VQFF Review: G.B.F.

G.B.F. is smart and hilarious fluff, gleefully playing with every gay and high school cliché out there, and then some. Three flavours of Alpha Bitch (four if you count Soledad)? All yours. Pop culture shoutouts left and right? You got it. Sexually repressed and/or closeted Mormons? That’s a check. It does get a little bit too earnest at times, when pleading for the end of labels and how we’re all human and blah blah blah; but aside from that the laughs never stop.

G.B.F. is smart and hilarious fluff, gleefully playing with every gay and high school cliché out there, and then some. Three flavours of Alpha Bitch (four if you count Soledad)? All yours. Pop culture shoutouts left and right? You got it. Sexually repressed and/or closeted Mormons? That’s a check. It does get a little bit too earnest at times, when pleading for the end of labels and how we’re all human and blah blah blah; but aside from that the laughs never stop.
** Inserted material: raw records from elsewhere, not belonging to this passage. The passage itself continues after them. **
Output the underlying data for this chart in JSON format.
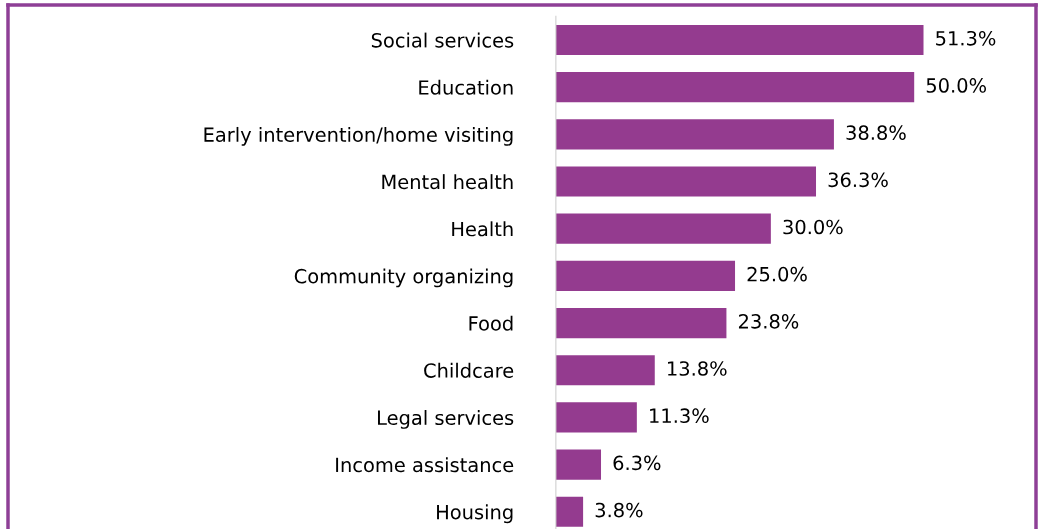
{
  "chart_data": {
    "type": "bar",
    "orientation": "horizontal",
    "categories": [
      "Social services",
      "Education",
      "Early intervention/home visiting",
      "Mental health",
      "Health",
      "Community organizing",
      "Food",
      "Childcare",
      "Legal services",
      "Income assistance",
      "Housing"
    ],
    "values": [
      51.3,
      50.0,
      38.8,
      36.3,
      30.0,
      25.0,
      23.8,
      13.8,
      11.3,
      6.3,
      3.8
    ],
    "value_labels": [
      "51.3%",
      "50.0%",
      "38.8%",
      "36.3%",
      "30.0%",
      "25.0%",
      "23.8%",
      "13.8%",
      "11.3%",
      "6.3%",
      "3.8%"
    ],
    "color": "#943b8f",
    "grid": false,
    "legend": false
  }
}
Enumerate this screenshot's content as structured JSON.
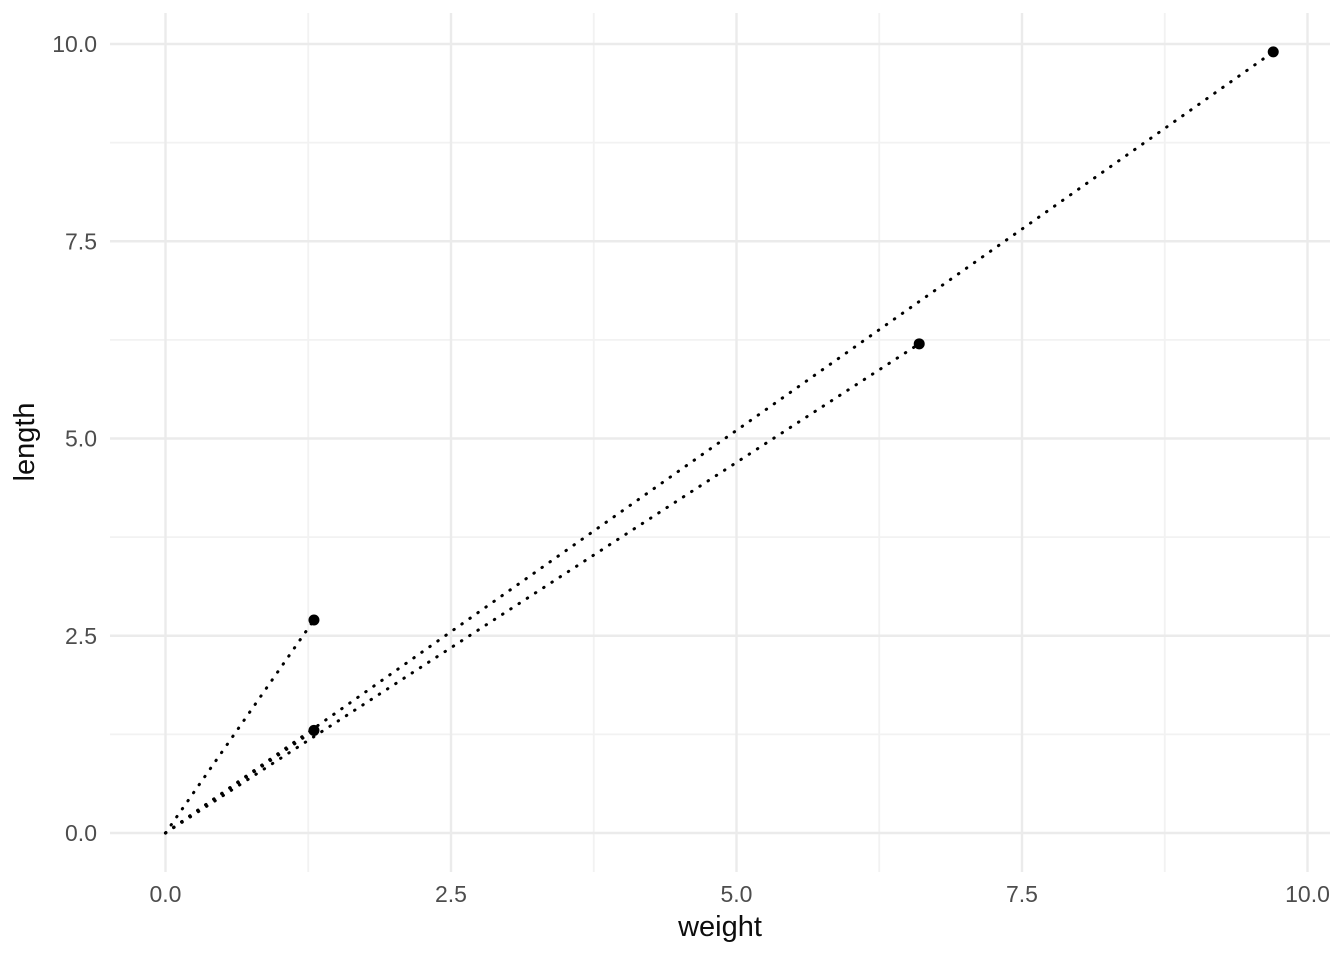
{
  "chart_data": {
    "type": "scatter",
    "title": "",
    "xlabel": "weight",
    "ylabel": "length",
    "xlim": [
      -0.49,
      10.19
    ],
    "ylim": [
      -0.49,
      10.39
    ],
    "x_major_ticks": [
      0.0,
      2.5,
      5.0,
      7.5,
      10.0
    ],
    "x_tick_labels": [
      "0.0",
      "2.5",
      "5.0",
      "7.5",
      "10.0"
    ],
    "y_major_ticks": [
      0.0,
      2.5,
      5.0,
      7.5,
      10.0
    ],
    "y_tick_labels": [
      "0.0",
      "2.5",
      "5.0",
      "7.5",
      "10.0"
    ],
    "x_minor_ticks": [
      1.25,
      3.75,
      6.25,
      8.75
    ],
    "y_minor_ticks": [
      1.25,
      3.75,
      6.25,
      8.75
    ],
    "grid": "major-and-minor",
    "legend": false,
    "series": [
      {
        "name": "points",
        "marker": "filled-circle",
        "points": [
          {
            "weight": 1.3,
            "length": 2.7
          },
          {
            "weight": 1.3,
            "length": 1.3
          },
          {
            "weight": 6.6,
            "length": 6.2
          },
          {
            "weight": 9.7,
            "length": 9.9
          }
        ]
      }
    ],
    "segments": [
      {
        "x1": 0,
        "y1": 0,
        "x2": 1.3,
        "y2": 2.7
      },
      {
        "x1": 0,
        "y1": 0,
        "x2": 1.3,
        "y2": 1.3
      },
      {
        "x1": 0,
        "y1": 0,
        "x2": 6.6,
        "y2": 6.2
      },
      {
        "x1": 0,
        "y1": 0,
        "x2": 9.7,
        "y2": 9.9
      }
    ],
    "segment_style": "dotted",
    "colors": {
      "background": "#ffffff",
      "point": "#000000",
      "segment": "#000000",
      "grid_major": "#ebebeb",
      "grid_minor": "#f2f2f2",
      "tick_label": "#4d4d4d",
      "axis_title": "#0d0d0d"
    }
  }
}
Shy nerd Tanner is always first in line to get all the latest gadgets, but has no intention of being the first kid to come out at his high school. But then his rather more flamboyant friend Brent learns about the latest hot accessory: the Gay Best Friend, which no cool girl should be without! One thing leads to another, as they do in comedies like this, and Brent’s plan to leap out of the closet and be the most in-demand G.B.F. ever backfires spectacularly with Tanner getting outed to the whole school.

It’s rough at first being the only out gay kid in school: not only do jocks want to beat him up, but the Gay-Straight Alliance’s obnoxious president wants him to join her group and give her life meaning. But when the school’s three head girls start hanging out with him and protecting him from the jocks, Tanner realises it’s not so bad.

You know how the rest goes, right? Popularity—not to mention the promise of a hot British date for prom—starts getting to Tanner’s head and he forgets his old friends, Brent is bitter and lonely and forced to watch Brokeback Mountain with his aggressively gay-friendly mom (and may I say that Megan Mullally is as awesome as ever), the head bitches and their allies square off for a massive war centered on the prom, Brent plots to ruin Tanner’s evening by dumping glitter on him, Carrie-style, but of course he decides against it at the last second and the two reconcile.

I absolutely loved this film. It’s hilarious, excellently paced, nicely acted (again, props to Megan Mullally), and did I mention hilarious? Absolutely everything is played for laughs, even things that really shouldn’t be (high school closets, the need for GSAs) and you know what? That’s exactly what I needed. As much as I love the dramas and documentaries, this movie was a breath of fresh, sassy air.